When your getting stomped by a "traitor" there isn't much else you can do but try to plug the holes. I'm glad you were able to stop AP... It made Brett look that much better. I will say that Rogers is going to be a tuff QB for anyone to stop as they build around him. He is a class act, no argument.


----------



## drjongy (Oct 13, 2003)

drjongy said:


> Can't wait! Making a turkey with all the trimmings tonight.
> 
> Favre kicks butt and Rogers looks like.......well, Rogers.
> 
> Vikes 34 Pack 20


I hate to quote myself...........

Wow, what a Vikes win that was! The dome didn't have near as many packer fans as normal for that game, the whole place was pretty much purple.

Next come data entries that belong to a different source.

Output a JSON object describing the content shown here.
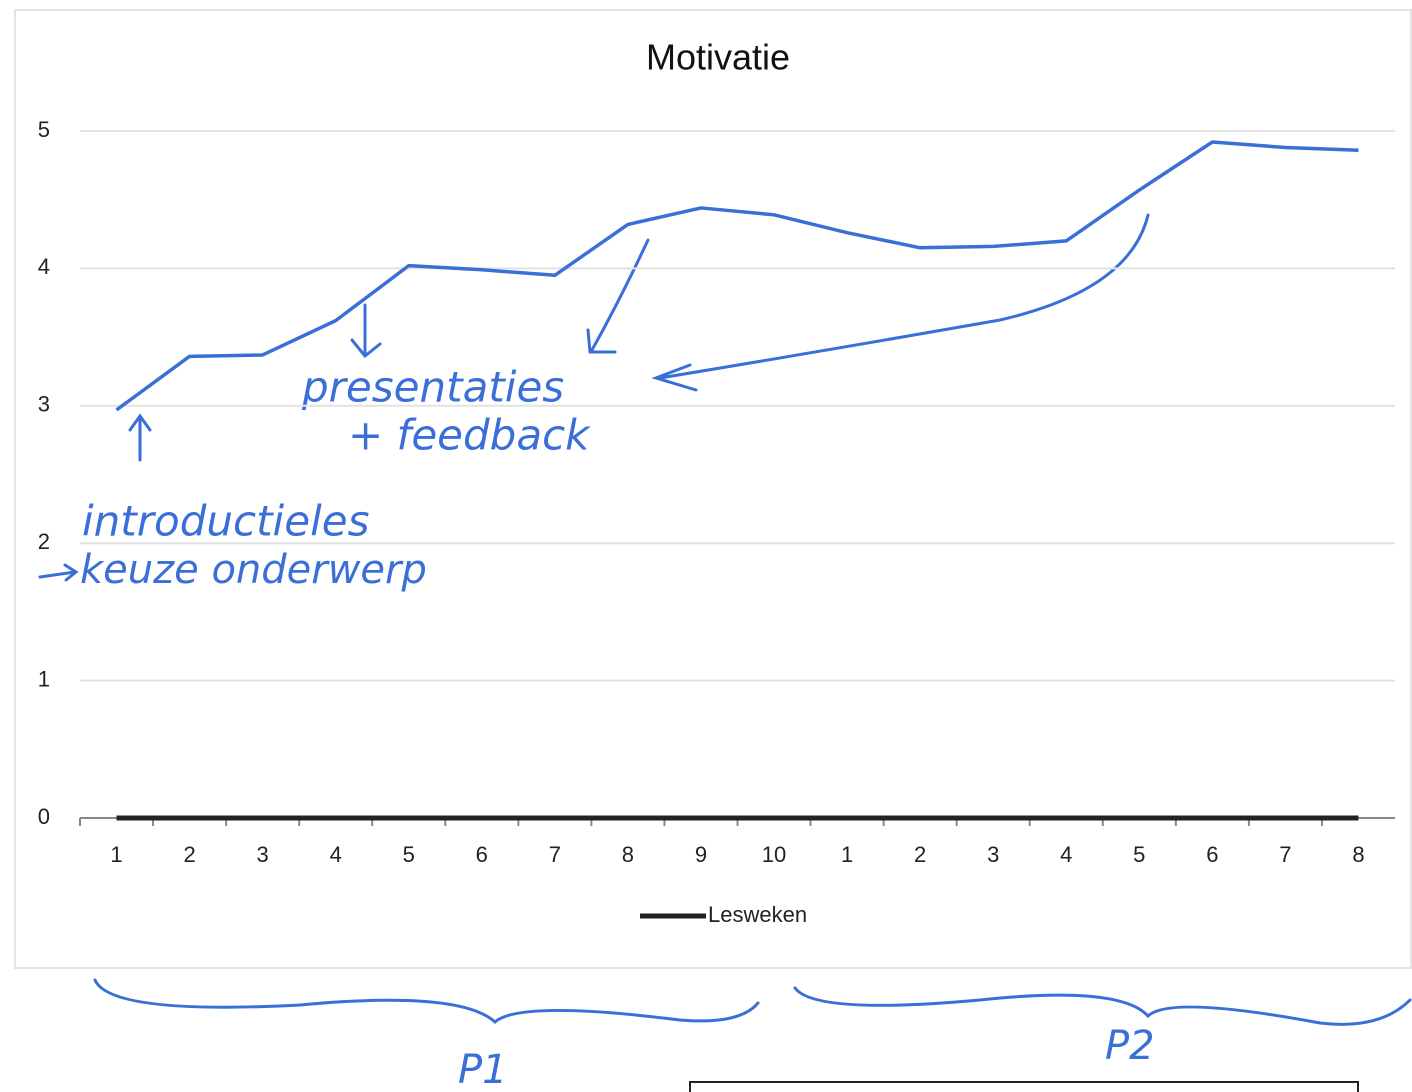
{
  "chart_data": {
    "type": "line",
    "title": "Motivatie",
    "categories": [
      "1",
      "2",
      "3",
      "4",
      "5",
      "6",
      "7",
      "8",
      "9",
      "10",
      "1",
      "2",
      "3",
      "4",
      "5",
      "6",
      "7",
      "8"
    ],
    "series": [
      {
        "name": "Lesweken",
        "color": "#222222",
        "values": [
          0,
          0,
          0,
          0,
          0,
          0,
          0,
          0,
          0,
          0,
          0,
          0,
          0,
          0,
          0,
          0,
          0,
          0
        ]
      },
      {
        "color": "#3a6fd8",
        "values": [
          2.97,
          3.36,
          3.37,
          3.62,
          4.02,
          3.99,
          3.95,
          4.32,
          4.44,
          4.39,
          4.26,
          4.15,
          4.16,
          4.2,
          4.57,
          4.92,
          4.88,
          4.86
        ]
      }
    ],
    "ylim": [
      0,
      5
    ],
    "yticks": [
      0,
      1,
      2,
      3,
      4,
      5
    ],
    "grid": true,
    "legend": "bottom",
    "annotations": [
      "presentaties",
      "+ feedback",
      "introductieles",
      "keuze onderwerp",
      "P1",
      "P2"
    ]
  }
}
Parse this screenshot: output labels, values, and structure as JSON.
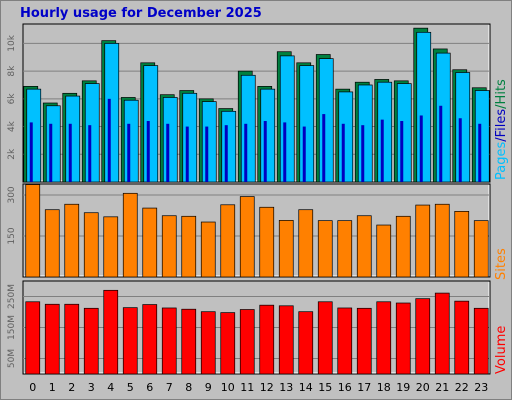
{
  "title": "Hourly usage for December 2025",
  "colors": {
    "hits": "#008040",
    "files": "#00c0ff",
    "pages": "#0000c0",
    "sites": "#ff8000",
    "volume": "#ff0000",
    "title": "#0000c8",
    "background": "#c0c0c0"
  },
  "side_labels": {
    "pages": "Pages",
    "files": "Files",
    "hits": "Hits",
    "sep": "/",
    "sites": "Sites",
    "volume": "Volume"
  },
  "chart_data": [
    {
      "type": "bar",
      "name": "hits-files-pages",
      "categories": [
        "0",
        "1",
        "2",
        "3",
        "4",
        "5",
        "6",
        "7",
        "8",
        "9",
        "10",
        "11",
        "12",
        "13",
        "14",
        "15",
        "16",
        "17",
        "18",
        "19",
        "20",
        "21",
        "22",
        "23"
      ],
      "y_ticks": [
        "2k",
        "4k",
        "6k",
        "8k",
        "10k"
      ],
      "ylim": [
        0,
        11400
      ],
      "series": [
        {
          "name": "Hits",
          "values": [
            6900,
            5700,
            6400,
            7300,
            10200,
            6100,
            8600,
            6300,
            6600,
            6000,
            5300,
            8000,
            6900,
            9400,
            8600,
            9200,
            6700,
            7200,
            7400,
            7300,
            11100,
            9600,
            8100,
            6800
          ]
        },
        {
          "name": "Files",
          "values": [
            6700,
            5500,
            6200,
            7100,
            10000,
            5900,
            8400,
            6100,
            6400,
            5800,
            5100,
            7700,
            6700,
            9100,
            8400,
            8900,
            6500,
            7000,
            7200,
            7100,
            10800,
            9300,
            7900,
            6600
          ]
        },
        {
          "name": "Pages",
          "values": [
            4300,
            4200,
            4200,
            4100,
            6000,
            4200,
            4400,
            4200,
            4000,
            4000,
            4100,
            4200,
            4400,
            4300,
            4000,
            4900,
            4200,
            4100,
            4500,
            4400,
            4800,
            5500,
            4600,
            4200
          ]
        }
      ]
    },
    {
      "type": "bar",
      "name": "sites",
      "categories": [
        "0",
        "1",
        "2",
        "3",
        "4",
        "5",
        "6",
        "7",
        "8",
        "9",
        "10",
        "11",
        "12",
        "13",
        "14",
        "15",
        "16",
        "17",
        "18",
        "19",
        "20",
        "21",
        "22",
        "23"
      ],
      "y_ticks": [
        "150",
        "300"
      ],
      "ylim": [
        0,
        340
      ],
      "series": [
        {
          "name": "Sites",
          "values": [
            338,
            246,
            266,
            235,
            220,
            306,
            252,
            224,
            222,
            201,
            264,
            294,
            255,
            207,
            246,
            206,
            206,
            224,
            190,
            222,
            263,
            266,
            240,
            206
          ]
        }
      ]
    },
    {
      "type": "bar",
      "name": "volume",
      "categories": [
        "0",
        "1",
        "2",
        "3",
        "4",
        "5",
        "6",
        "7",
        "8",
        "9",
        "10",
        "11",
        "12",
        "13",
        "14",
        "15",
        "16",
        "17",
        "18",
        "19",
        "20",
        "21",
        "22",
        "23"
      ],
      "y_ticks": [
        "50M",
        "150M",
        "250M"
      ],
      "ylim": [
        0,
        300
      ],
      "series": [
        {
          "name": "Volume",
          "values": [
            233,
            225,
            225,
            212,
            270,
            214,
            224,
            213,
            209,
            201,
            198,
            208,
            222,
            220,
            201,
            233,
            213,
            212,
            233,
            229,
            243,
            261,
            235,
            212
          ]
        }
      ]
    }
  ]
}
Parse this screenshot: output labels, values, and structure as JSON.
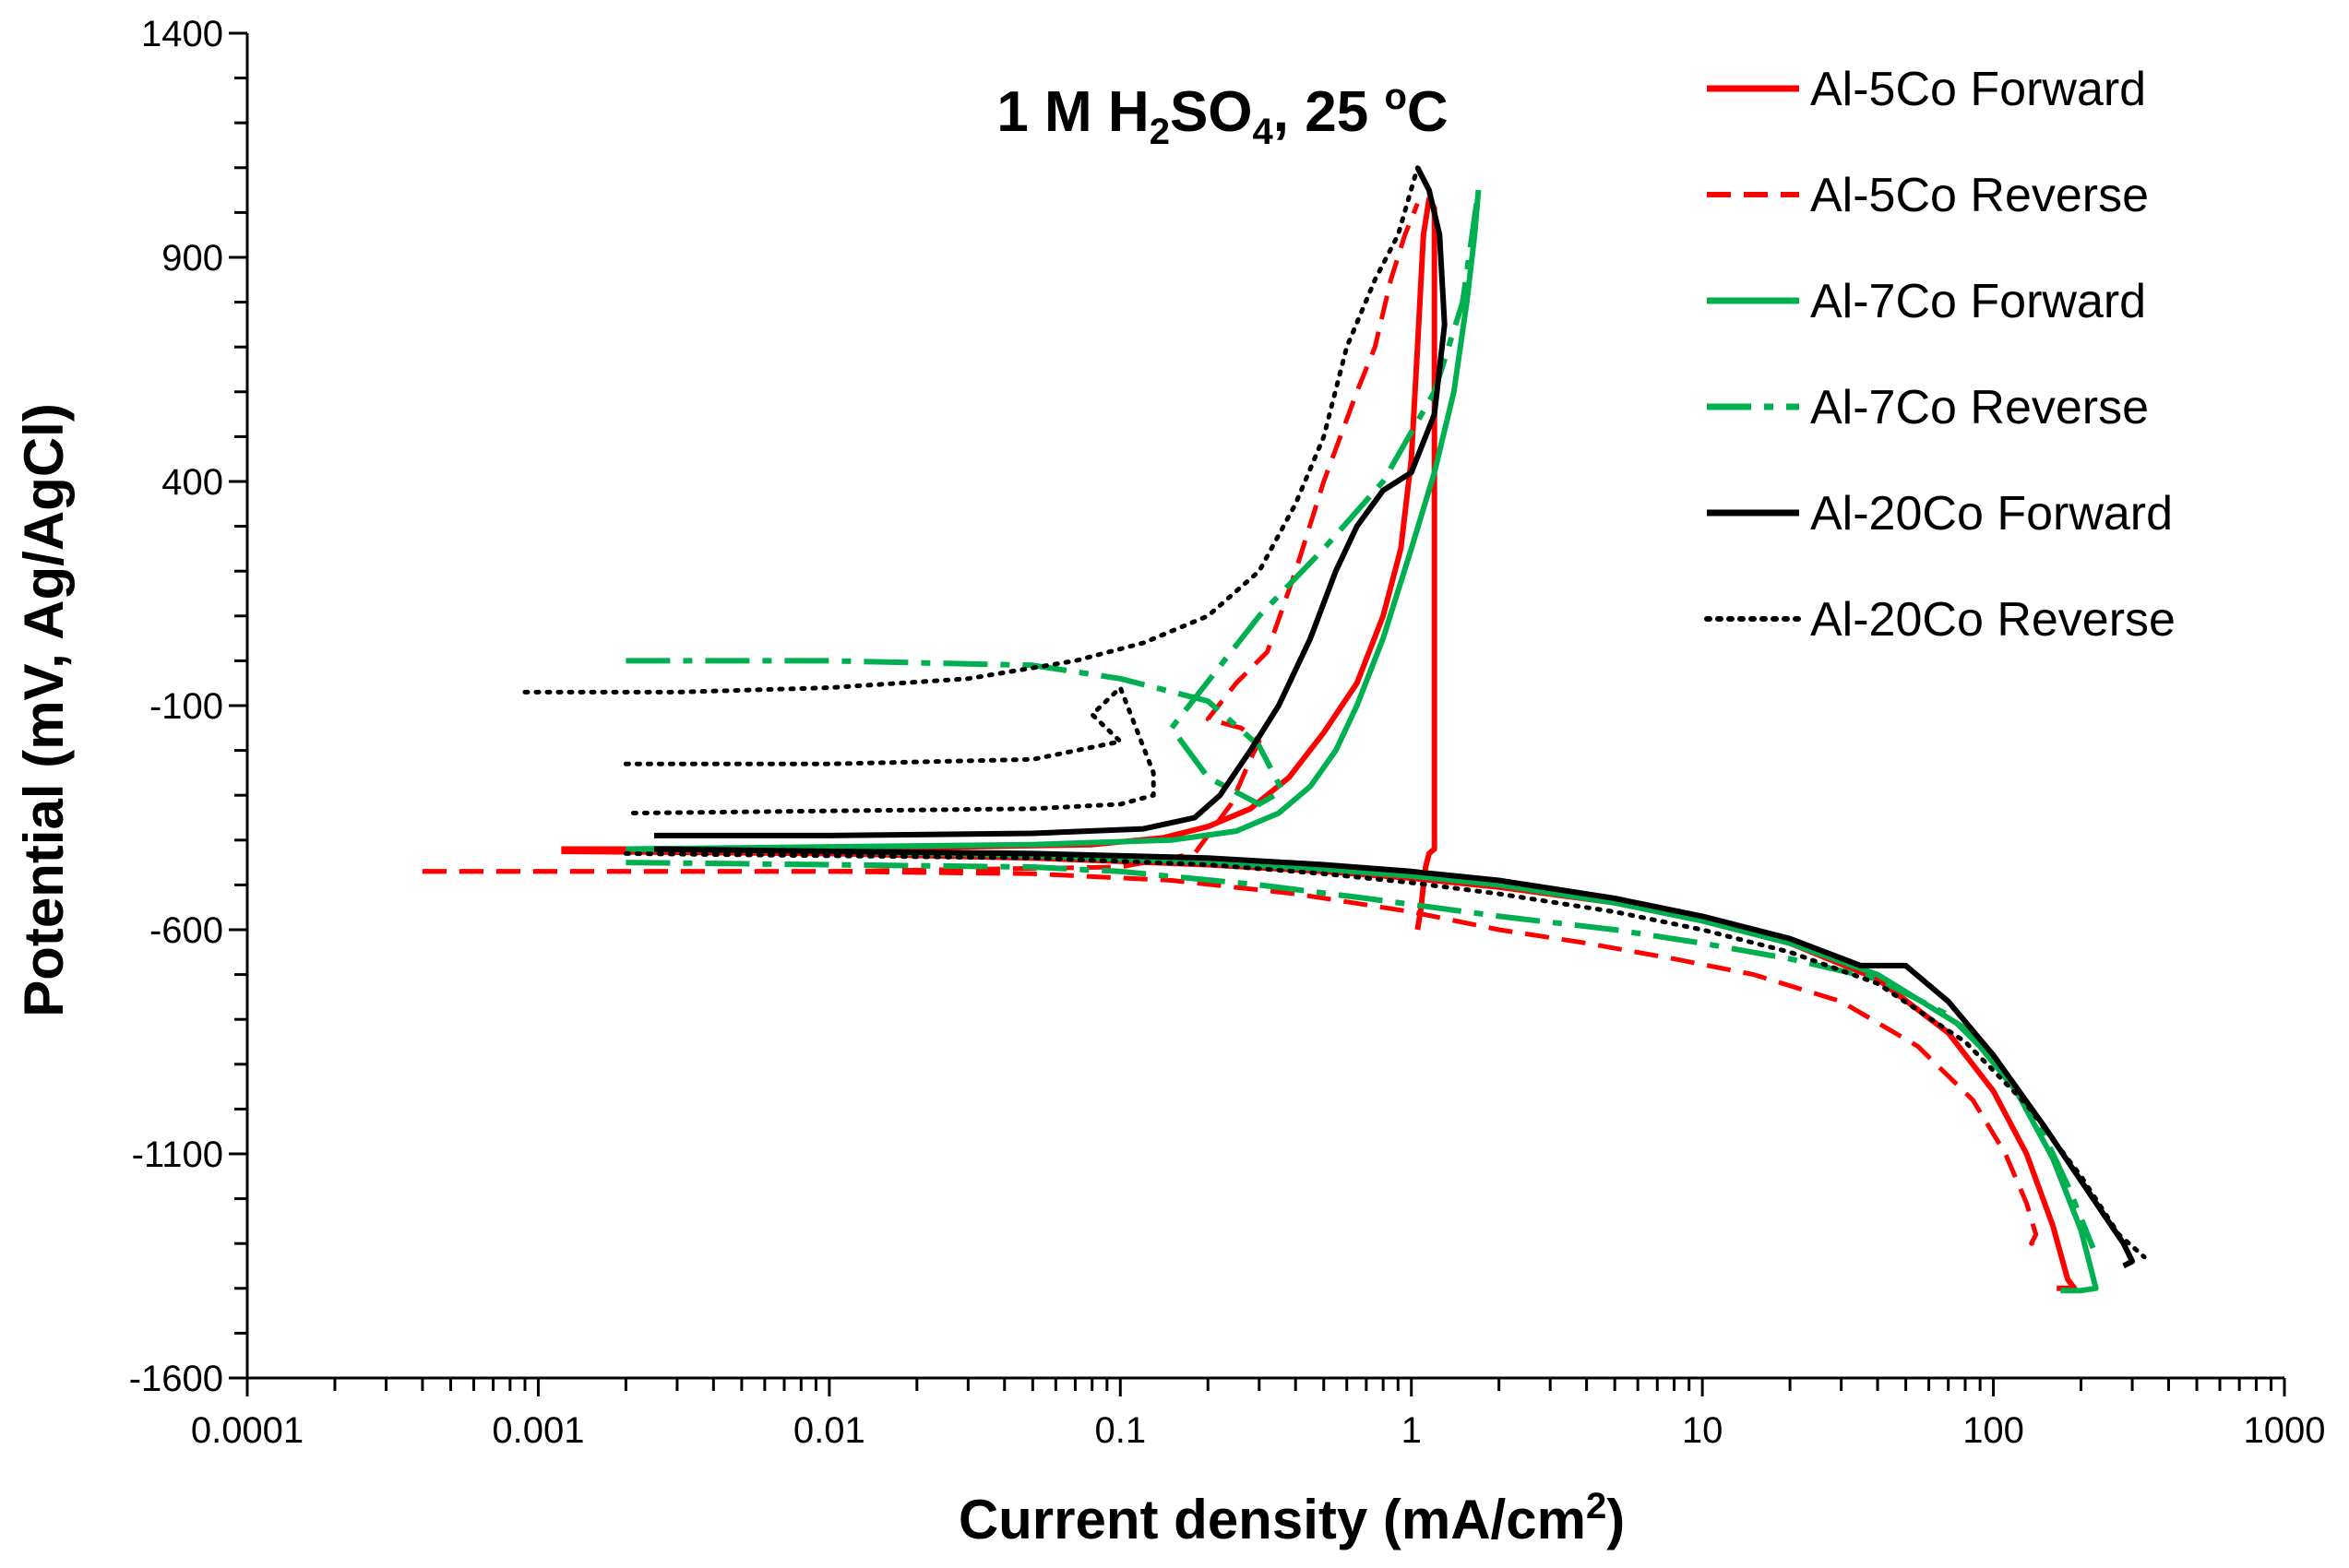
{
  "chart_data": {
    "type": "line",
    "title": {
      "main": "1 M H",
      "sub1": "2",
      "mid": "SO",
      "sub2": "4",
      "tail": ", 25 ",
      "sup": "o",
      "end": "C"
    },
    "xlabel": {
      "main": "Current density (mA/cm",
      "sup": "2",
      "end": ")"
    },
    "ylabel": "Potential (mV, Ag/AgCl)",
    "xscale": "log",
    "xlim": [
      0.0001,
      1000
    ],
    "ylim": [
      -1600,
      1400
    ],
    "x_ticks": [
      0.0001,
      0.001,
      0.01,
      0.1,
      1,
      10,
      100,
      1000
    ],
    "x_tick_labels": [
      "0.0001",
      "0.001",
      "0.01",
      "0.1",
      "1",
      "10",
      "100",
      "1000"
    ],
    "y_ticks": [
      1400,
      900,
      400,
      -100,
      -600,
      -1100,
      -1600
    ],
    "y_tick_labels": [
      "1400",
      "900",
      "400",
      "-100",
      "-600",
      "-1100",
      "-1600"
    ],
    "y_minor_step": 100,
    "grid": false,
    "legend_position": "top-right",
    "series": [
      {
        "name": "Al-5Co Forward",
        "color": "#ff0000",
        "style": "solid",
        "x": [
          0.0012,
          0.003,
          0.01,
          0.03,
          0.08,
          0.14,
          0.2,
          0.28,
          0.38,
          0.5,
          0.65,
          0.8,
          0.92,
          1.0,
          1.05,
          1.1,
          1.15,
          1.2,
          1.2,
          1.15,
          1.12,
          1.1,
          1.08,
          1.05
        ],
        "y": [
          -420,
          -420,
          -420,
          -415,
          -410,
          -395,
          -370,
          -330,
          -260,
          -160,
          -50,
          100,
          250,
          450,
          700,
          950,
          1030,
          1010,
          -420,
          -430,
          -460,
          -500,
          -550,
          -600
        ],
        "x2": [
          0.0012,
          0.01,
          0.05,
          0.2,
          0.5,
          1,
          2,
          5,
          10,
          20,
          40,
          70,
          100,
          130,
          160,
          180,
          190,
          180,
          165
        ],
        "y2": [
          -425,
          -430,
          -440,
          -455,
          -470,
          -485,
          -505,
          -540,
          -580,
          -630,
          -710,
          -830,
          -960,
          -1100,
          -1260,
          -1380,
          -1400,
          -1400,
          -1400
        ],
        "_note": "x/y: anodic branch; x2/y2: cathodic branch"
      },
      {
        "name": "Al-5Co Reverse",
        "color": "#ff0000",
        "style": "dashed",
        "x": [
          0.0004,
          0.001,
          0.003,
          0.01,
          0.05,
          0.15,
          0.4,
          1,
          2,
          4,
          8,
          15,
          30,
          55,
          85,
          110,
          130,
          140,
          135,
          150
        ],
        "y": [
          -470,
          -470,
          -470,
          -470,
          -475,
          -490,
          -520,
          -560,
          -600,
          -630,
          -665,
          -700,
          -760,
          -860,
          -980,
          -1100,
          -1210,
          -1280,
          -1300,
          -1290
        ],
        "x2": [
          0.0004,
          0.01,
          0.1,
          0.18,
          0.24,
          0.28,
          0.3,
          0.26,
          0.2,
          0.25,
          0.32,
          0.4,
          0.5,
          0.65,
          0.75,
          0.85,
          0.95,
          1.05
        ],
        "y2": [
          -470,
          -470,
          -460,
          -430,
          -320,
          -220,
          -180,
          -150,
          -130,
          -50,
          20,
          200,
          400,
          600,
          700,
          850,
          950,
          1020
        ],
        "_note": "x/y: cathodic branch; x2/y2: anodic/hysteresis branch"
      },
      {
        "name": "Al-7Co Forward",
        "color": "#00b050",
        "style": "solid",
        "x": [
          0.002,
          0.01,
          0.05,
          0.15,
          0.25,
          0.35,
          0.45,
          0.55,
          0.65,
          0.8,
          1,
          1.2,
          1.4,
          1.55,
          1.65,
          1.7
        ],
        "y": [
          -420,
          -415,
          -410,
          -400,
          -380,
          -340,
          -280,
          -200,
          -100,
          50,
          250,
          420,
          600,
          800,
          950,
          1050
        ],
        "x2": [
          0.002,
          0.01,
          0.05,
          0.2,
          0.5,
          1,
          2,
          5,
          10,
          20,
          40,
          80,
          120,
          160,
          200,
          225,
          200,
          170
        ],
        "y2": [
          -420,
          -425,
          -435,
          -450,
          -465,
          -480,
          -500,
          -540,
          -580,
          -630,
          -700,
          -820,
          -960,
          -1110,
          -1270,
          -1400,
          -1405,
          -1405
        ]
      },
      {
        "name": "Al-7Co Reverse",
        "color": "#00b050",
        "style": "dashdot",
        "x": [
          0.002,
          0.01,
          0.05,
          0.1,
          0.3,
          0.7,
          2,
          5,
          10,
          20,
          40,
          70,
          100,
          140,
          180,
          220
        ],
        "y": [
          -450,
          -455,
          -460,
          -470,
          -500,
          -530,
          -570,
          -600,
          -630,
          -665,
          -710,
          -790,
          -890,
          -1020,
          -1170,
          -1310
        ],
        "x2": [
          0.002,
          0.01,
          0.05,
          0.1,
          0.2,
          0.3,
          0.36,
          0.3,
          0.2,
          0.15,
          0.3,
          0.5,
          0.8,
          1.2,
          1.5,
          1.7
        ],
        "y2": [
          0,
          0,
          -10,
          -40,
          -90,
          -190,
          -290,
          -320,
          -260,
          -150,
          100,
          250,
          400,
          600,
          800,
          1050
        ]
      },
      {
        "name": "Al-20Co Forward",
        "color": "#000000",
        "style": "solid",
        "x": [
          0.0025,
          0.01,
          0.05,
          0.12,
          0.18,
          0.22,
          0.28,
          0.35,
          0.45,
          0.55,
          0.65,
          0.8,
          1.0,
          1.2,
          1.3,
          1.25,
          1.15,
          1.05
        ],
        "y": [
          -390,
          -390,
          -385,
          -375,
          -350,
          -300,
          -200,
          -100,
          50,
          200,
          300,
          380,
          420,
          550,
          750,
          950,
          1050,
          1100
        ],
        "x2": [
          0.0025,
          0.01,
          0.05,
          0.2,
          0.5,
          1,
          2,
          5,
          10,
          20,
          35,
          50,
          70,
          100,
          150,
          220,
          280,
          300,
          280
        ],
        "y2": [
          -420,
          -425,
          -430,
          -440,
          -455,
          -470,
          -490,
          -530,
          -570,
          -620,
          -680,
          -680,
          -760,
          -880,
          -1040,
          -1200,
          -1300,
          -1340,
          -1350
        ]
      },
      {
        "name": "Al-20Co Reverse",
        "color": "#000000",
        "style": "dotted",
        "x": [
          0.0009,
          0.003,
          0.01,
          0.03,
          0.07,
          0.12,
          0.2,
          0.3,
          0.4,
          0.5,
          0.6,
          0.75,
          0.9,
          1.05
        ],
        "y": [
          -70,
          -70,
          -60,
          -40,
          0,
          40,
          100,
          200,
          350,
          500,
          700,
          850,
          950,
          1100
        ],
        "x2": [
          0.002,
          0.01,
          0.05,
          0.1,
          0.08,
          0.1,
          0.13,
          0.13,
          0.1,
          0.05,
          0.01,
          0.002
        ],
        "y2": [
          -230,
          -230,
          -220,
          -180,
          -120,
          -60,
          -250,
          -300,
          -320,
          -330,
          -335,
          -340
        ],
        "x3": [
          0.002,
          0.01,
          0.05,
          0.2,
          0.5,
          1,
          2,
          5,
          10,
          20,
          40,
          80,
          130,
          200,
          270,
          330
        ],
        "y3": [
          -430,
          -435,
          -440,
          -455,
          -475,
          -495,
          -520,
          -560,
          -600,
          -650,
          -720,
          -850,
          -990,
          -1150,
          -1280,
          -1330
        ]
      }
    ]
  }
}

Actually Rogers didn't play that bad.

What a game it's going to be when they're in Green Bay!


----------



## Hardsell (Jan 29, 2007)

That was a great game. Both teams fought to the end and that's all you can ask for. It was surprising to see that McCarthy didn't add assistance to the LTs with a FB or TE. He just left them out there alone for the most part. 
The Pack's new 3-4 Defense didn't get any real pressure on Favre, which was pretty surprising. I think any quarterback could make throws with the amount of time that Favre had. 
AP really didn't get going, but it was finally nice to see a quarterback be able to take advantage of defenses stacking the line to stop him.
What happened to Donald Driver in the end zone?! That was a sure touch down! I was just upset to see him so open. He catches that ball and it's a different ball game. 
I will admit, Aaron Rodgers is a stud. 9 sacks and some hurries and he still gets 384 yards and was only down by a touch down. He looks like a real competitor. It just makes it that much better for the showdown in Lambeau.. I don't know if he'll want to see any more of Jared Allen though...


----------



## 870 XPRS (Mar 12, 2003)

MOB said:


> Rogers kicks butt and Favre looks like.......well, Favre in the metrodome.
> 
> Vikes 17 Pack 31
> 
> ...


I always love that one!!!


----------